他迫切的想知道,又有些害怕知道,尤其,害怕是關於她的。
“當年,太孫妃娘娘突然離去其實另有內情,您,誤會太孫妃娘娘了!”劉氓咬咬牙,說出真相,隻是才說完這句話,他這把老骨頭就被在他眼裏從來都清冷鎮定的男子給抓了起來,對上男子不再冷靜的臉。
“什麼內情,一字不漏地給我說清楚!”
“是是是……當年,您在忙著處理太子。黨宮變善後之事時,嫣然郡主找到先帝,對先帝坦白您與她有情蠱綁住,此生隻能碰她,先帝聽了後,知您對太孫妃的執著,定是寧死也不肯與嫣然郡主在一塊,所以……”
“所以皇爺爺就召見了懷瑾,把事情告訴她,騙她說冰蟬可以解去我體內的蠱,讓她去追日曜國使者要冰蟬是嗎!”祈天澈接下了他的話。
一點兒也不難猜的,因為她回來,帶著冰蟬,因為花無闕說過,她沒日沒夜拚了命地挖冰蟬。

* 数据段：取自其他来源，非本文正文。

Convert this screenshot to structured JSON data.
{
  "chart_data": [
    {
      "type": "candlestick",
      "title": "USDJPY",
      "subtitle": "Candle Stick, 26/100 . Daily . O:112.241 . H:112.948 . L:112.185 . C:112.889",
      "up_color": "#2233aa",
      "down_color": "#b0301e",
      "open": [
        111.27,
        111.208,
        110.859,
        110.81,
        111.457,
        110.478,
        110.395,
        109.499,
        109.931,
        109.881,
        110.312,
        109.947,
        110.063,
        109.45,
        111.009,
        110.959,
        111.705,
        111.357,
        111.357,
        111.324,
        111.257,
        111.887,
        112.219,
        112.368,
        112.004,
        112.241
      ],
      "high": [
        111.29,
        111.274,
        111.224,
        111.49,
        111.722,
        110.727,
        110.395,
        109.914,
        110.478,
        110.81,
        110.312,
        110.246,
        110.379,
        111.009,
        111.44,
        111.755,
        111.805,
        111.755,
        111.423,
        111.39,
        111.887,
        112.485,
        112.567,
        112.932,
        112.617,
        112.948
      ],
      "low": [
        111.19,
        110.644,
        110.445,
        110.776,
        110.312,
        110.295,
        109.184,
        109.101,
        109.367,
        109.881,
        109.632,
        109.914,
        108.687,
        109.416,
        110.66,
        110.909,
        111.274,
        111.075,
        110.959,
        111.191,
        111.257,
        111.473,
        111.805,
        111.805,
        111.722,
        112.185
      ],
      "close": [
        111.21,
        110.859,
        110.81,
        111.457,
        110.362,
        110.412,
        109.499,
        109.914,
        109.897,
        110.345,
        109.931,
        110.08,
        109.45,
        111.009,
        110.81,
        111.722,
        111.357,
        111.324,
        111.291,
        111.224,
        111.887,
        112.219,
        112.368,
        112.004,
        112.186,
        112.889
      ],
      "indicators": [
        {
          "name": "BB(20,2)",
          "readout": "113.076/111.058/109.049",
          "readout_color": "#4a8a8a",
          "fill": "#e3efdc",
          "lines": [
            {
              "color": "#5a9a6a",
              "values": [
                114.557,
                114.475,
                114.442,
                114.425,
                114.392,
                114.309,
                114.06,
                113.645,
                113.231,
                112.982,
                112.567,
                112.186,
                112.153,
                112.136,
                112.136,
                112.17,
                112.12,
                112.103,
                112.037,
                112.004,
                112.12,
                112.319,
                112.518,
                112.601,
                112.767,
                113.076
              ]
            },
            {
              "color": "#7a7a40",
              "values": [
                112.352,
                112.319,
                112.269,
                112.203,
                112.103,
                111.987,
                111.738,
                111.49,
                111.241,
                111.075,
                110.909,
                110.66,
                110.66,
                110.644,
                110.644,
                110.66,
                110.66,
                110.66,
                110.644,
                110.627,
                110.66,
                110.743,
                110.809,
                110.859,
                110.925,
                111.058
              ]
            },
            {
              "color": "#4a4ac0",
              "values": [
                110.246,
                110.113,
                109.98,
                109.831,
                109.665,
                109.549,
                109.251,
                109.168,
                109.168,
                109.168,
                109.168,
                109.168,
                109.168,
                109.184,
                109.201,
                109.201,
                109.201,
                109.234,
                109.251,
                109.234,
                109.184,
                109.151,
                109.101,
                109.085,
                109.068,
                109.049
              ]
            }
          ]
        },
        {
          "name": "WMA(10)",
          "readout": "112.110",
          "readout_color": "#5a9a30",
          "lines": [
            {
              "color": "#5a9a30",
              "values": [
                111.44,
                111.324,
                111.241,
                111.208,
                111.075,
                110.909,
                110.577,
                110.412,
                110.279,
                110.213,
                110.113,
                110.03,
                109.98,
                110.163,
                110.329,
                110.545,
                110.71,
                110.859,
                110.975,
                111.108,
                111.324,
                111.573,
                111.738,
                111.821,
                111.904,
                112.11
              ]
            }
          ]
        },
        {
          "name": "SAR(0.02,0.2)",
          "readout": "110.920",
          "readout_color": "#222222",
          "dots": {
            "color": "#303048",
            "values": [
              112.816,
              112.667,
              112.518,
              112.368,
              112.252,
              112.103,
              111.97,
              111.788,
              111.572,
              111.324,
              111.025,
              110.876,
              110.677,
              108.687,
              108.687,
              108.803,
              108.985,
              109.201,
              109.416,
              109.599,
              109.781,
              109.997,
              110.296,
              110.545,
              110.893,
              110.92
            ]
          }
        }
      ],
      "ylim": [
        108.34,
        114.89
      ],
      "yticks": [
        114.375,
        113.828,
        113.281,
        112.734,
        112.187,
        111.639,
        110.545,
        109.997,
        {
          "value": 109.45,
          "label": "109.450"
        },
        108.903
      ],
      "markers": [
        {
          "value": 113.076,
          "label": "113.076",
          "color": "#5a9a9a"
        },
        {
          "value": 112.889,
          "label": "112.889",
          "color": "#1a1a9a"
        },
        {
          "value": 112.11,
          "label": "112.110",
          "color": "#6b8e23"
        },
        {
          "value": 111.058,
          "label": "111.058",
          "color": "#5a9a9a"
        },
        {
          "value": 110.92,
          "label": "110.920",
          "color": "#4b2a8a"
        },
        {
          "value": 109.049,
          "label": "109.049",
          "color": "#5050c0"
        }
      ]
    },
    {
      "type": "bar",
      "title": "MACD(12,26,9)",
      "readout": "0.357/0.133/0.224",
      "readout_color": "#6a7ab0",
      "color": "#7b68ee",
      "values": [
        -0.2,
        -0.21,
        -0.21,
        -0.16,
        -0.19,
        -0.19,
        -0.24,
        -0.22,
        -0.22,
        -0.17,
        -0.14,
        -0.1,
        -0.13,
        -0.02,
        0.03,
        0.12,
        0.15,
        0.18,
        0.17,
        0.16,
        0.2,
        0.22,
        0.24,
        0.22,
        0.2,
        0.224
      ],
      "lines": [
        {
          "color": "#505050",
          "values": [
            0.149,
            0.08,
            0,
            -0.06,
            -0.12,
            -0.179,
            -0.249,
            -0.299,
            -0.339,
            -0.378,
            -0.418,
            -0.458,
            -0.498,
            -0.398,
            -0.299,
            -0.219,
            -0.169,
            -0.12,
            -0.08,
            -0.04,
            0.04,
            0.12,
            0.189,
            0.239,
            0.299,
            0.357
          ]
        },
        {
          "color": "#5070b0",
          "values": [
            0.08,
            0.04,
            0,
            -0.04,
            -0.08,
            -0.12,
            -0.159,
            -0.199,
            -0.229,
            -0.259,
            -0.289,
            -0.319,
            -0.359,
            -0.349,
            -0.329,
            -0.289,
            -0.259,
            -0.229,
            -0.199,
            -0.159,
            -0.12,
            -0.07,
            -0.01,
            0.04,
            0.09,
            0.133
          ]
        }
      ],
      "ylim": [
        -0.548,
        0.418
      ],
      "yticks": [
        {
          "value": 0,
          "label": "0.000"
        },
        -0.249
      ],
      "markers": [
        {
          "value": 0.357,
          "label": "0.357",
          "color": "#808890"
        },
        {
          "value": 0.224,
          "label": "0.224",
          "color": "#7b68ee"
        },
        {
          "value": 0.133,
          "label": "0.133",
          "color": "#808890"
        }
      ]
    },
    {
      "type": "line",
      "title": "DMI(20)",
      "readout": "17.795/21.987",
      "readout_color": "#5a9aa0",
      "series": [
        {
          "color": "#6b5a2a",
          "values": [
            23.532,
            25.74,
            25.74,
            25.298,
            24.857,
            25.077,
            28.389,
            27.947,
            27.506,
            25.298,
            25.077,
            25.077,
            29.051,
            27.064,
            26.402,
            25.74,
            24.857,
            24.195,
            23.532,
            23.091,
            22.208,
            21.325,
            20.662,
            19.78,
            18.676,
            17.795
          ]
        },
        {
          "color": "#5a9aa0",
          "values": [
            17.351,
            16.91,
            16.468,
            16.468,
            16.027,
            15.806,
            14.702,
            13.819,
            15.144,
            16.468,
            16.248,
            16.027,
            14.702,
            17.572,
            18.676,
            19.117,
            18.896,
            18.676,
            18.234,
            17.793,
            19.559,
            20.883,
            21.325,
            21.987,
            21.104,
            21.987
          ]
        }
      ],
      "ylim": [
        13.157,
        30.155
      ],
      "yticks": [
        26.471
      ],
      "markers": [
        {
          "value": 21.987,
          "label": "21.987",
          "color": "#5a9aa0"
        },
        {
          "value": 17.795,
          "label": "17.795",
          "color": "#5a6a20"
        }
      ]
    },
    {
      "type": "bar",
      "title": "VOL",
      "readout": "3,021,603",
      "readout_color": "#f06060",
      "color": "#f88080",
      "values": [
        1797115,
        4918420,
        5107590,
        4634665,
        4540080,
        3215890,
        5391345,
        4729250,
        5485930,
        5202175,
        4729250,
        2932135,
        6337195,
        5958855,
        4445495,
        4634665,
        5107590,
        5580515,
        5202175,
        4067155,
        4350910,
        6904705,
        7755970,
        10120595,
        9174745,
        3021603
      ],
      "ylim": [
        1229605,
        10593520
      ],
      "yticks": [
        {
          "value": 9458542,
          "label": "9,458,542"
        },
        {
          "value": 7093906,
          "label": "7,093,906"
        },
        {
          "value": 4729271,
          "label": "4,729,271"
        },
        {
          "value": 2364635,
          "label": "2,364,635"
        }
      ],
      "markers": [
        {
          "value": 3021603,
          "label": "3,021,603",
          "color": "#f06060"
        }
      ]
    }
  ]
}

劉氓知男子很聰明,卻沒想到他會如此聰明,猜得一字不差。
“是!先帝之所以這麼做完全是……”
“那道聖旨呢?那道聖旨也是皇爺爺為了讓我徹底死心,自作主張拿出來的對吧?”祈天澈冷聲打斷。
原來,從頭到尾,他都誤會她了。
她當年沒有在知道那件不堪的事後決然離去,而是被算計了,被最愛、最疼他的皇爺爺算計。
因為是最疼、最愛他的人,所以她也毫不懷疑的就信了。
“是這樣,不過,先帝起初根本沒想到聖旨這回事,是因為娘娘離開前提出要先帝把成允諾過讓她恢複自由的聖旨毀掉,先帝才想起那道聖旨可以作為最佳武器。”
祈天澈身子微微一晃,原來,不止錯了,還錯得離譜。
她不是為了自由拋棄他,真相根本就是,她早已為了他甘願放棄夢寐以求的自由!